Desde el poder. Con la caída del Muro de Berlín, el equilibrio del poder mundial desaparece, dando lugar al fortalecimiento del liberalismo totalmente sin control. Renace el corporativismo, pero, esta vez, ya no de artesanos o de profesionales, sino de banqueros, de compañías de seguros y de empresas multimillonarias que llegaron a controlar todo lo que representa el capital del mundo. Otra vez oponiéndose a la evolución natural de las sociedades, mediante un corporativismo dominado desde el poder y, en este caso, desde un invisible superpoder que destruye la institucionalidad democrática. La muerte de las ideologías estaba confirmada sin haber sucedido.
Al finalizar la Segunda Guerra Mundial, renace la democracia y se fortalecen sus instituciones –sindicatos, cooperativas, partidos políticos y Parlamento–, perdiendo de nuevo poder las corporaciones, en un corto pero significativo período de cuarenta años.
Lucha ideológica. Pero, ahora, la confrontación de los poderosos partidos políticos en la tambaleante pero aún fuerte democracia norteamericana nos retrocede a la antigua contienda: en una democracia, la lucha es ideológica. Y así lo es, pues la ideología es el tema central; la praxis no es más que el procedimiento, la estrategia.
La política tiene por misión conciliar las diferencias y conflictos que produce el choque de las ideologías. Aun cuando los partidos norteamericanos no tienen posiciones ideológicas tan distintas, conservan diferencias apreciables. El demócrata tiende a una suave y tímida democracia social; el republicano es liberal a ultranza, pero no confiesa que lo es porque hasta ese término les asusta.
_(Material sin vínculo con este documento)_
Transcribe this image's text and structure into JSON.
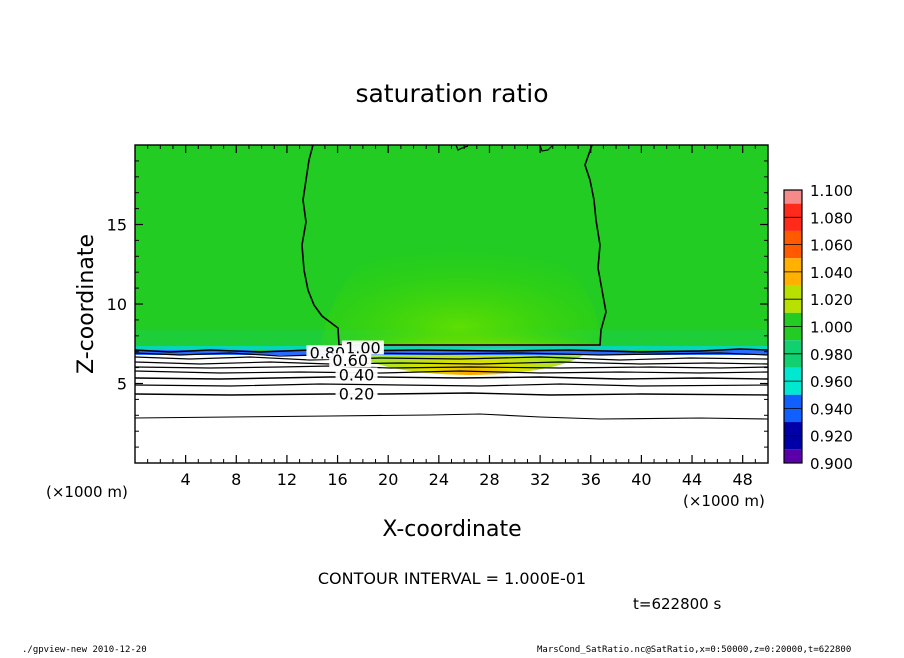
{
  "chart_data": {
    "type": "heatmap",
    "title": "saturation ratio",
    "xlabel": "X-coordinate",
    "ylabel": "Z-coordinate",
    "x_unit_left": "(×1000 m)",
    "x_unit_right": "(×1000 m)",
    "xlim": [
      0,
      50
    ],
    "ylim": [
      0,
      20
    ],
    "xticks": [
      4,
      8,
      12,
      16,
      20,
      24,
      28,
      32,
      36,
      40,
      44,
      48
    ],
    "yticks": [
      5,
      10,
      15
    ],
    "colorbar": {
      "levels": [
        1.1,
        1.08,
        1.06,
        1.04,
        1.02,
        1.0,
        0.98,
        0.96,
        0.94,
        0.92,
        0.9
      ],
      "labels": [
        "1.100",
        "1.080",
        "1.060",
        "1.040",
        "1.020",
        "1.000",
        "0.980",
        "0.960",
        "0.940",
        "0.920",
        "0.900"
      ],
      "colors": [
        "#f48a8a",
        "#ff2a1a",
        "#ff5a00",
        "#ffb000",
        "#b8e000",
        "#22cc22",
        "#10d070",
        "#00e8d0",
        "#1060ff",
        "#0000a8",
        "#5a00aa"
      ]
    },
    "contour_labels": [
      {
        "text": "1.00",
        "x": 18.0,
        "z": 7.2
      },
      {
        "text": "0.80",
        "x": 15.2,
        "z": 6.9
      },
      {
        "text": "0.60",
        "x": 17.0,
        "z": 6.4
      },
      {
        "text": "0.40",
        "x": 17.5,
        "z": 5.5
      },
      {
        "text": "0.20",
        "x": 17.5,
        "z": 4.3
      }
    ],
    "contour_interval": "CONTOUR INTERVAL = 1.000E-01",
    "time": "t=622800 s"
  },
  "footer": {
    "left": "./gpview-new  2010-12-20",
    "right": "MarsCond_SatRatio.nc@SatRatio,x=0:50000,z=0:20000,t=622800"
  },
  "colors": {
    "background": "#ffffff",
    "field_main": "#22cc22",
    "field_bright": "#50dc10",
    "field_edge": "#1fcf3a"
  }
}
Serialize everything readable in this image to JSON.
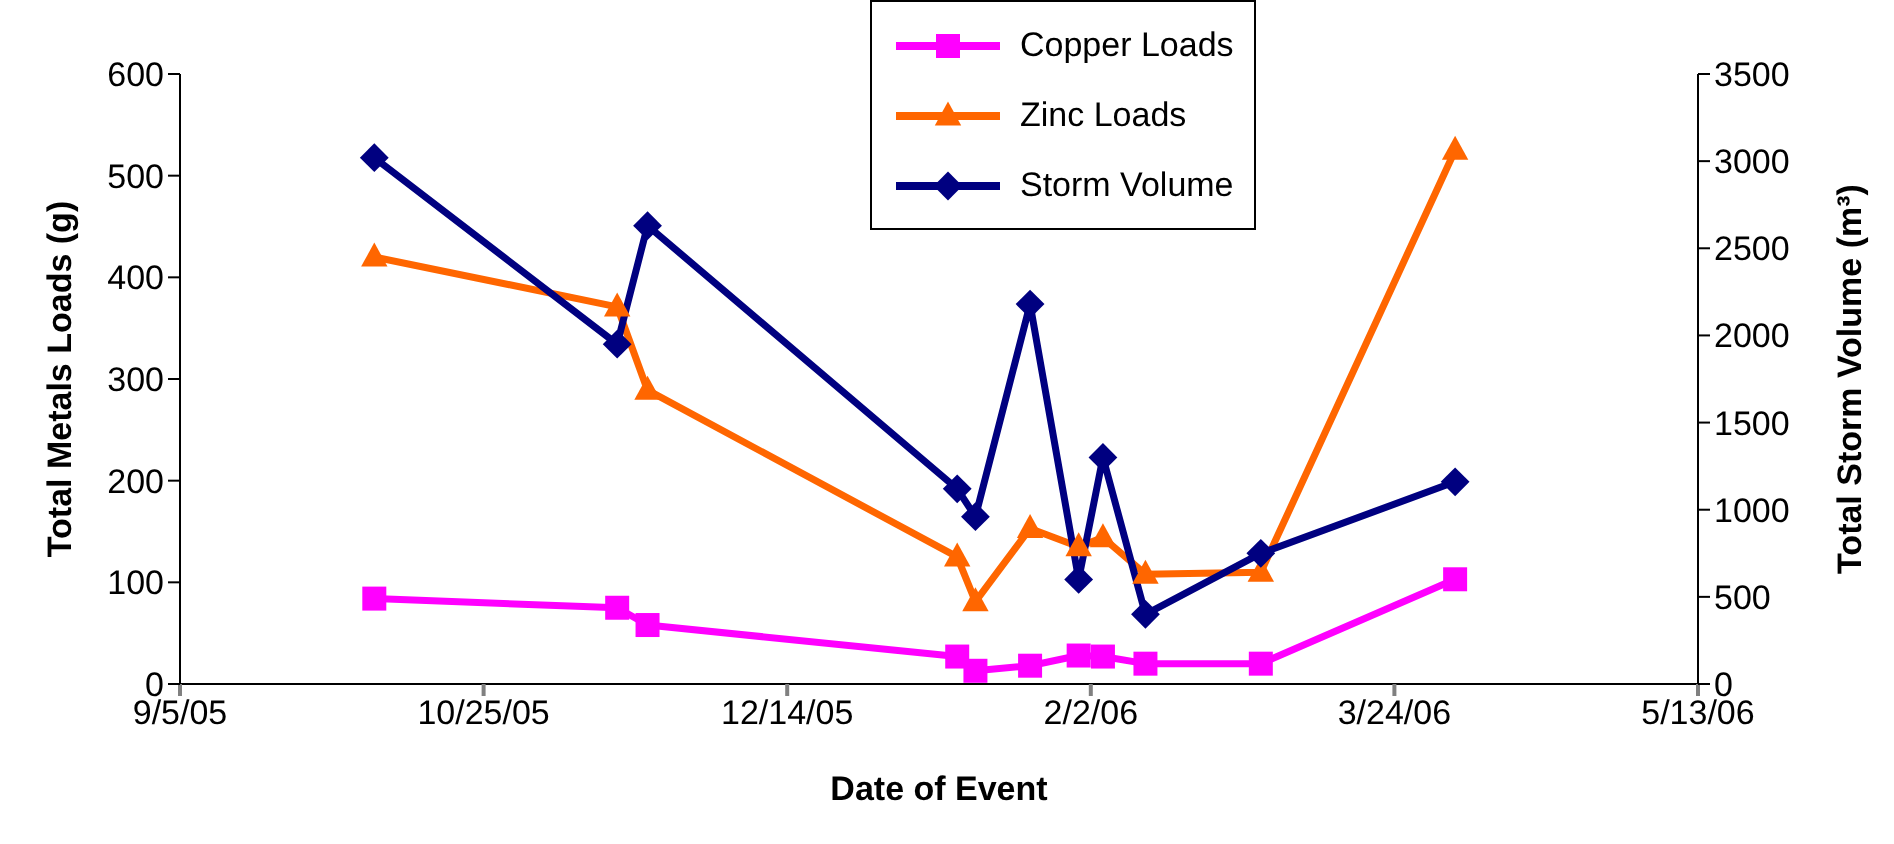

La política práctica del partido conservador es de intereses personales: son las empresas las que imponen las directrices. Ha sido un corporativismo semioculto –sin banderas triunfadoras– pero presente.
Cuando los contrarios proponen una reforma social, esos intereses particulares se sostienen firmes y hacen lo posible por evitar que la reforma prospere. Entonces se presenta con caracteres relevantes el viejo conflicto: ideología frente a política práctica, que, en el caso norteamericano, es ideología frente a intereses económicos particulares; en otros términos, qué es lo mejor para el país frente a qué es lo mejor para las empresas.
Principio moral. En el fondo, lo que se plantea es el principio moral que da base y sustento a la democracia, su razón filosófica: la democracia es un sistema político que permite organizar a la sociedad para que todos los ciudadanos disfruten, en paz, de bienes, servicios y seguridad.
Es la moral política la que da tumbos en este momento en Estados Unidos. Usar la política para defender intereses particulares, enriqueciendo a las empresas, es la más grande de las inmoralidades. Si, en este encuentro de poderes, Obama gana, entonces triunfará la democracia; de lo contrario, el triunfo será para quienes la explotan.